The QDS structure allows students to design an autonomous driver model, as well as controllers for several hardware-in-the-loop components.

The QDS is a modular and expandable Simulink model of a car driving on a closed track. The model uses the QUARC Visualization block to immerse students in a highly detailed 3D environment. Through the use of real-time hardware-in-the-loop (HIL) components, students are able to gain an immediate real-world context for the control topics being covered. Here you can see the QDS in action:


An Immersive Experience for Students 
The system can be used to teach a wide-variety of topics including PD velocity control of a DC motor, PI position control of a DC motor, state-space modeling and control of an active suspension system, and autonomous vehicle navigation.

Moreover, students are able to design, model and
implement control systems with the objective of creating functional automotive analogs including a parking assist system, radar guided cruise control, active suspension, etc. In keeping with our goals, the laboratory curriculum is designed to promote critical thinking and big-picture analysis to make students’ observations relevant to real-world concepts.

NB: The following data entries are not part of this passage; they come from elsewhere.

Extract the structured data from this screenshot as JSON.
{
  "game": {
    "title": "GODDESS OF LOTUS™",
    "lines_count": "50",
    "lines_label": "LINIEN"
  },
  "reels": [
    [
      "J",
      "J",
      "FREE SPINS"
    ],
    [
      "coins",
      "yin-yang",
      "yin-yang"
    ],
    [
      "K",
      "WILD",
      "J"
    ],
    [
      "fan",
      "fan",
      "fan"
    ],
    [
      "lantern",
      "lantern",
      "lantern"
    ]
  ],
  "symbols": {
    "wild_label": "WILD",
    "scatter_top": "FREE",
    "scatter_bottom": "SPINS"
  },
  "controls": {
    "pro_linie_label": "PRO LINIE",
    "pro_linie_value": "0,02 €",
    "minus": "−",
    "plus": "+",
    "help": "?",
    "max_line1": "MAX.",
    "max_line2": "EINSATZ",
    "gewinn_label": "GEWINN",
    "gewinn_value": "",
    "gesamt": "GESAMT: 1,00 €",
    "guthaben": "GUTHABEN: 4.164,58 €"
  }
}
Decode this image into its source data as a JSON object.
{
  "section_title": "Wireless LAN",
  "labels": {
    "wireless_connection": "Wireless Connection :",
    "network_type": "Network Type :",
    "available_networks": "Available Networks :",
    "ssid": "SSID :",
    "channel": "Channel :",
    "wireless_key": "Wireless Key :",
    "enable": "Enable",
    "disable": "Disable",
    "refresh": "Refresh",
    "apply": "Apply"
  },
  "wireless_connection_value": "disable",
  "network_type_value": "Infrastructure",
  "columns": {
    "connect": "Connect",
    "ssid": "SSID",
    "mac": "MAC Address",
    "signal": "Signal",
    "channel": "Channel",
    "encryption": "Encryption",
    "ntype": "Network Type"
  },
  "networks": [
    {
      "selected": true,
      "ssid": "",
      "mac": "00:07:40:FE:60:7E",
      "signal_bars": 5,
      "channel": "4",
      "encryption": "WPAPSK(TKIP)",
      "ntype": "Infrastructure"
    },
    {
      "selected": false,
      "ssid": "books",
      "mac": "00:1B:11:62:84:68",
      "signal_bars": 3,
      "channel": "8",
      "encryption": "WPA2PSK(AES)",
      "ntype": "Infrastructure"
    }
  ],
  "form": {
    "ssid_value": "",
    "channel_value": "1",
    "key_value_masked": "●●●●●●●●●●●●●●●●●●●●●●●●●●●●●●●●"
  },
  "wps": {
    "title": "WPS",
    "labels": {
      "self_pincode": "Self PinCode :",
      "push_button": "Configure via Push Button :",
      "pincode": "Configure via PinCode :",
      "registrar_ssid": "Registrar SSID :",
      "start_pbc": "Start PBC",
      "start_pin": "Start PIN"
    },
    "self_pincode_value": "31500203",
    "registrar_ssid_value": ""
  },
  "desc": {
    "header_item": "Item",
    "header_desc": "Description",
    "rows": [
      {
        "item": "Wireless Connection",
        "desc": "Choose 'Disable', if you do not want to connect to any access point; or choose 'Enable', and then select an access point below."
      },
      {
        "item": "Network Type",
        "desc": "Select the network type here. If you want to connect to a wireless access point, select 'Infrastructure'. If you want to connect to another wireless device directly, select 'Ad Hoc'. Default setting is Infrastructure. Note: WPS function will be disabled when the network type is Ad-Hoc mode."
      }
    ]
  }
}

The laboratory sessions conclude with a research or competitive component that prompts students to develop creative, new approaches to the challenge while gaining a better grasp of conventional approaches to engineering research and development.

A Paradigm Shift in Curriculum Development
Beyond the specifics of the lab and equipment, the QDS marks a paradigm shift in the way we approach laboratory curriculum development. The QDS serves as a model for a new lab-in-a-box concept where entire laboratory curriculum is developed as a virtual, hardware-independent session. Core topics of control systems are covered as elements of a larger real-world topic to highlight how and why engineers use control systems everyday. In essence, the labs answer the burning question of “why should I care?”

Everyone Benefits Equally
Innovative and dynamic, it advances the way control systems and engineering pedagogy are addressed in the laboratory. It’s a revolutionary new approach that offers great benefits to teachers and students alike. I am proud to be a part of it.